Non-users of smart beta generally sat in three groups: those who do not invest because of a lack of knowledge (52 per cent of non-users say that they do not fully understand the benefits of smart beta strategies), those restricted by their organisation’s investment approach (32 per cent) and those who are simply advocates of asset management (83 per cent).
The survey revealed some unique challenges users experienced when first investing, with the most challenging consideration being understanding how a strategy impacts exposures to certain factors, asset classes as well as geographic exposures.  However, most investors do not see these issues as difficult to deal with. Once confidence in strategies had been established, 69 per cent of users began with a single strategy while 31 per cent decided to invest in multiple strategies at the outset, with the choice being driven by the needs and aims of the investor.  The most popular initial strategies were low volatility (46 per cent of users selected this), dividend (44 per cent) and fundamentally weighted (40 per cent). 

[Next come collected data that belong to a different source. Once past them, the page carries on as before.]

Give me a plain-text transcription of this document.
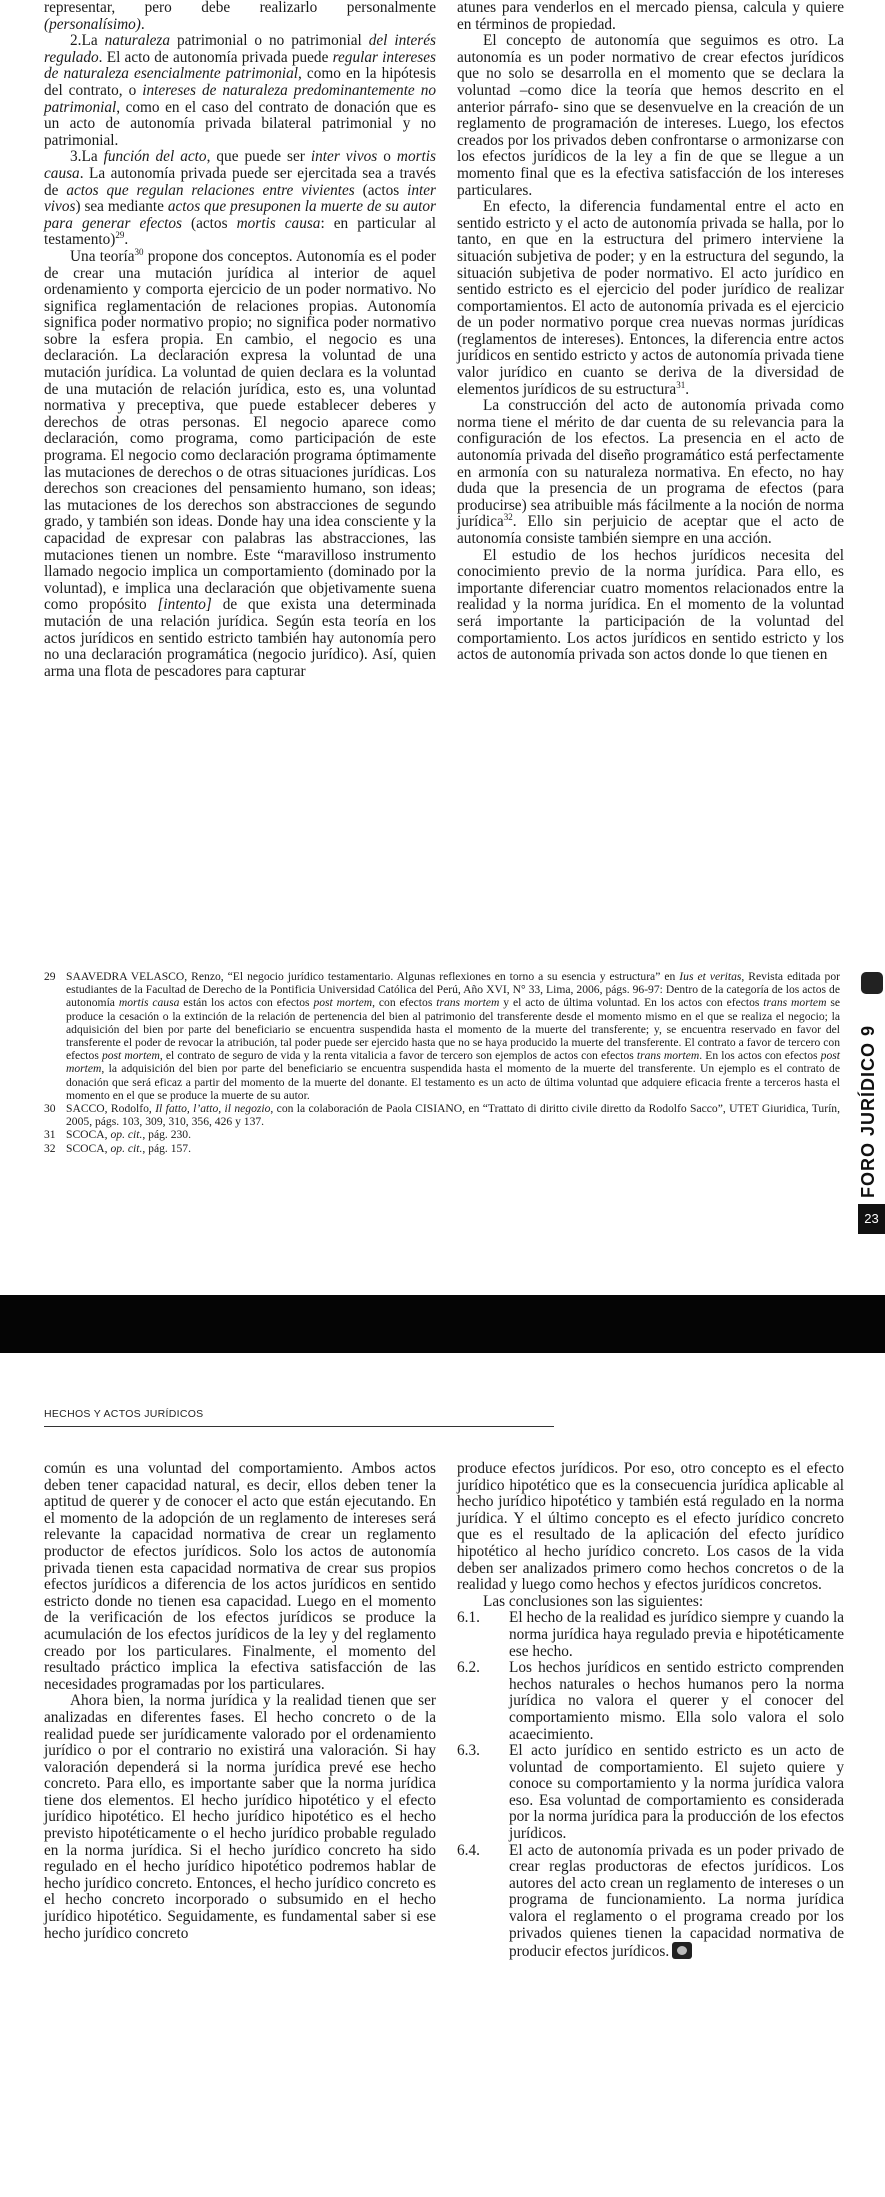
representar, pero debe realizarlo personalmente (personalísimo).

2.La naturaleza patrimonial o no patrimonial del interés regulado. El acto de autonomía privada puede regular intereses de naturaleza esencialmente patrimonial, como en la hipótesis del contrato, o intereses de naturaleza predominantemente no patrimonial, como en el caso del contrato de donación que es un acto de autonomía privada bilateral patrimonial y no patrimonial.

3.La función del acto, que puede ser inter vivos o mortis causa. La autonomía privada puede ser ejercitada sea a través de actos que regulan relaciones entre vivientes (actos inter vivos) sea mediante actos que presuponen la muerte de su autor para generar efectos (actos mortis causa: en particular al testamento)$^{29}$.

Una teoría$^{30}$ propone dos conceptos. Autonomía es el poder de crear una mutación jurídica al interior de aquel ordenamiento y comporta ejercicio de un poder normativo. No significa reglamentación de relaciones propias. Autonomía significa poder normativo propio; no significa poder normativo sobre la esfera propia. En cambio, el negocio es una declaración. La declaración expresa la voluntad de una mutación jurídica. La voluntad de quien declara es la voluntad de una mutación de relación jurídica, esto es, una voluntad normativa y preceptiva, que puede establecer deberes y derechos de otras personas. El negocio aparece como declaración, como programa, como participación de este programa. El negocio como declaración programa óptimamente las mutaciones de derechos o de otras situaciones jurídicas. Los derechos son creaciones del pensamiento humano, son ideas; las mutaciones de los derechos son abstracciones de segundo grado, y también son ideas. Donde hay una idea consciente y la capacidad de expresar con palabras las abstracciones, las mutaciones tienen un nombre. Este “maravilloso instrumento llamado negocio implica un comportamiento (dominado por la voluntad), e implica una declaración que objetivamente suena como propósito [intento] de que exista una determinada mutación de una relación jurídica. Según esta teoría en los actos jurídicos en sentido estricto también hay autonomía pero no una declaración programática (negocio jurídico). Así, quien arma una flota de pescadores para capturar

atunes para venderlos en el mercado piensa, calcula y quiere en términos de propiedad.

El concepto de autonomía que seguimos es otro. La autonomía es un poder normativo de crear efectos jurídicos que no solo se desarrolla en el momento que se declara la voluntad –como dice la teoría que hemos descrito en el anterior párrafo- sino que se desenvuelve en la creación de un reglamento de programación de intereses. Luego, los efectos creados por los privados deben confrontarse o armonizarse con los efectos jurídicos de la ley a fin de que se llegue a un momento final que es la efectiva satisfacción de los intereses particulares.

En efecto, la diferencia fundamental entre el acto en sentido estricto y el acto de autonomía privada se halla, por lo tanto, en que en la estructura del primero interviene la situación subjetiva de poder; y en la estructura del segundo, la situación subjetiva de poder normativo. El acto jurídico en sentido estricto es el ejercicio del poder jurídico de realizar comportamientos. El acto de autonomía privada es el ejercicio de un poder normativo porque crea nuevas normas jurídicas (reglamentos de intereses). Entonces, la diferencia entre actos jurídicos en sentido estricto y actos de autonomía privada tiene valor jurídico en cuanto se deriva de la diversidad de elementos jurídicos de su estructura$^{31}$.

La construcción del acto de autonomía privada como norma tiene el mérito de dar cuenta de su relevancia para la configuración de los efectos. La presencia en el acto de autonomía privada del diseño programático está perfectamente en armonía con su naturaleza normativa. En efecto, no hay duda que la presencia de un programa de efectos (para producirse) sea atribuible más fácilmente a la noción de norma jurídica$^{32}$. Ello sin perjuicio de aceptar que el acto de autonomía consiste también siempre en una acción.

El estudio de los hechos jurídicos necesita del conocimiento previo de la norma jurídica. Para ello, es importante diferenciar cuatro momentos relacionados entre la realidad y la norma jurídica. En el momento de la voluntad será importante la participación de la voluntad del comportamiento. Los actos jurídicos en sentido estricto y los actos de autonomía privada son actos donde lo que tienen en

29 SAAVEDRA VELASCO, Renzo, “El negocio jurídico testamentario. Algunas reflexiones en torno a su esencia y estructura” en Ius et veritas, Revista editada por estudiantes de la Facultad de Derecho de la Pontificia Universidad Católica del Perú, Año XVI, N° 33, Lima, 2006, págs. 96-97: Dentro de la categoría de los actos de autonomía mortis causa están los actos con efectos post mortem, con efectos trans mortem y el acto de última voluntad. En los actos con efectos trans mortem se produce la cesación o la extinción de la relación de pertenencia del bien al patrimonio del transferente desde el momento mismo en el que se realiza el negocio; la adquisición del bien por parte del beneficiario se encuentra suspendida hasta el momento de la muerte del transferente; y, se encuentra reservado en favor del transferente el poder de revocar la atribución, tal poder puede ser ejercido hasta que no se haya producido la muerte del transferente. El contrato a favor de tercero con efectos post mortem, el contrato de seguro de vida y la renta vitalicia a favor de tercero son ejemplos de actos con efectos trans mortem. En los actos con efectos post mortem, la adquisición del bien por parte del beneficiario se encuentra suspendida hasta el momento de la muerte del transferente. Un ejemplo es el contrato de donación que será eficaz a partir del momento de la muerte del donante. El testamento es un acto de última voluntad que adquiere eficacia frente a terceros hasta el momento en el que se produce la muerte de su autor.

30 SACCO, Rodolfo, Il fatto, l’atto, il negozio, con la colaboración de Paola CISIANO, en “Trattato di diritto civile diretto da Rodolfo Sacco”, UTET Giuridica, Turín, 2005, págs. 103, 309, 310, 356, 426 y 137.

31 SCOCA, op. cit., pág. 230.

32 SCOCA, op. cit., pág. 157.	FORO JURÍDICO 9
23
HECHOS Y ACTOS JURÍDICOS

común es una voluntad del comportamiento. Ambos actos deben tener capacidad natural, es decir, ellos deben tener la aptitud de querer y de conocer el acto que están ejecutando. En el momento de la adopción de un reglamento de intereses será relevante la capacidad normativa de crear un reglamento productor de efectos jurídicos. Solo los actos de autonomía privada tienen esta capacidad normativa de crear sus propios efectos jurídicos a diferencia de los actos jurídicos en sentido estricto donde no tienen esa capacidad. Luego en el momento de la verificación de los efectos jurídicos se produce la acumulación de los efectos jurídicos de la ley y del reglamento creado por los particulares. Finalmente, el momento del resultado práctico implica la efectiva satisfacción de las necesidades programadas por los particulares.

Ahora bien, la norma jurídica y la realidad tienen que ser analizadas en diferentes fases. El hecho concreto o de la realidad puede ser jurídicamente valorado por el ordenamiento jurídico o por el contrario no existirá una valoración. Si hay valoración dependerá si la norma jurídica prevé ese hecho concreto. Para ello, es importante saber que la norma jurídica tiene dos elementos. El hecho jurídico hipotético y el efecto jurídico hipotético. El hecho jurídico hipotético es el hecho previsto hipotéticamente o el hecho jurídico probable regulado en la norma jurídica. Si el hecho jurídico concreto ha sido regulado en el hecho jurídico hipotético podremos hablar de hecho jurídico concreto. Entonces, el hecho jurídico concreto es el hecho concreto incorporado o subsumido en el hecho jurídico hipotético. Seguidamente, es fundamental saber si ese hecho jurídico concreto

produce efectos jurídicos. Por eso, otro concepto es el efecto jurídico hipotético que es la consecuencia jurídica aplicable al hecho jurídico hipotético y también está regulado en la norma jurídica. Y el último concepto es el efecto jurídico concreto que es el resultado de la aplicación del efecto jurídico hipotético al hecho jurídico concreto. Los casos de la vida deben ser analizados primero como hechos concretos o de la realidad y luego como hechos y efectos jurídicos concretos.

Las conclusiones son las siguientes:

6.1. El hecho de la realidad es jurídico siempre y cuando la norma jurídica haya regulado previa e hipotéticamente ese hecho.

6.2. Los hechos jurídicos en sentido estricto comprenden hechos naturales o hechos humanos pero la norma jurídica no valora el querer y el conocer del comportamiento mismo. Ella solo valora el solo acaecimiento.

6.3. El acto jurídico en sentido estricto es un acto de voluntad de comportamiento. El sujeto quiere y conoce su comportamiento y la norma jurídica valora eso. Esa voluntad de comportamiento es considerada por la norma jurídica para la producción de los efectos jurídicos.

6.4. El acto de autonomía privada es un poder privado de crear reglas productoras de efectos jurídicos. Los autores del acto crean un reglamento de intereses o un programa de funcionamiento. La norma jurídica valora el reglamento o el programa creado por los privados quienes tienen la capacidad normativa de producir efectos jurídicos.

The research highlighted considerable differences in the appetite for smart beta across Europe. In Germany, 83 per cent of users said their allocation would increase within the next three years, along with 64 per cent of UK respondents and 69 per cent of those in Switzerland. In Italy only 59 per cent of users expect allocation to increase.  Whilst initial portfolio allocation to smart beta started in single figures and has increased, the increase has not been significant because many users have only recently invested in smart beta. However, it is within the next three years that users expect portfolio allocation to increase significantly, with UK users expecting it to go from 12 per cent of total portfolio currently, to 20 per cent, Germany from 10 per cent to 19 per cent, Switzerland from 7 per cent to 12 per cent and Italy from 8 per cent to 14 per cent.